To imply affordables would represent over-development is entirely wrong, given that we now know the focus of the Housing Plan is on a need for between 20 and 40 units, not hundreds of structures.

Money could be spent to help build new units, starting with rentals that those who have responded to a housing survey or voiced opinions at workshops have indicated is their preference. Eventually, some sale units could be added to the mix.

But don’t discount “accessory dwelling units.” These are apartments that can be created in existing houses, or in accessory buildings on properties, that could be rented. If 10 such units could be secured, that would leave between 10 to 30 units of affordables to be built.

Money could be spent from the 0.5% real estate transfer tax to help renovate existing properties to accommodate renters.

What would new units look like?

They wouldn’t be large apartment houses more appropriate to urban areas. Drawings have been made public that demonstrate they would very much fit with the character of the Island. A four-apartment complex would look very much like a single house.

The Community Housing Fund Advisory Board has stressed it wants new units to be sustainable using Smart Growth principles, including green energy. New structures would have to gain approvals that affect water use and septics.

Town code requires that nitrogen-reducing I/A septic systems be installed for all new residential construction with greater than 1,500 square feet of living space.

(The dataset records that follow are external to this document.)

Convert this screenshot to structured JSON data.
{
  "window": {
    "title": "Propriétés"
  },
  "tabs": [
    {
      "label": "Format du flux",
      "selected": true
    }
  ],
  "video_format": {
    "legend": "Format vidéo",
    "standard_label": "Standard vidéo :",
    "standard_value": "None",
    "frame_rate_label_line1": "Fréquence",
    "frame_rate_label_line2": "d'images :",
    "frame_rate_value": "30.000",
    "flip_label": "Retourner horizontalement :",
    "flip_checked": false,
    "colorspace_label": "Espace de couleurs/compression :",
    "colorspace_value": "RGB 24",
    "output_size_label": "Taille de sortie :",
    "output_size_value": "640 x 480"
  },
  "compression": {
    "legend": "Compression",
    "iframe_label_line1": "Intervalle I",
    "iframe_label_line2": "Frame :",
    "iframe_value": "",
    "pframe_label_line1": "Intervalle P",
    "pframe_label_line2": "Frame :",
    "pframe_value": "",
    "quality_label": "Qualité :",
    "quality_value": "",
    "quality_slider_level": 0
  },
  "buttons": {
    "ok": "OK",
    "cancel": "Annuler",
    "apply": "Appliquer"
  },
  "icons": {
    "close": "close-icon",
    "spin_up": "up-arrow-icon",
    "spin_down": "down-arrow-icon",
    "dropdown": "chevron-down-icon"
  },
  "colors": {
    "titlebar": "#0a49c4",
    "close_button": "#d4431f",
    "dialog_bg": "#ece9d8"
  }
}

Voting for using the transfer tax wouldn’t result in creating a multi-million dollar slush fund for the Island. Only during the height of the pandemic did a 2% Community Preservation Fund transfer tax show large income numbers.

A 0.5% transfer tax exempting first time property buyers and higher exemptions for many other property buyers would be useful, but not pay to construct much affordable housing.

Assemblyman Fred Thiele Jr. (D-Sag Harbor) who wrote the State legislation creating the Community Housing Fund, pointed out that delaying a vote means money that could help build affordable housing would not be forthcoming.

There is no reason to delay a positive vote on Nov. 8.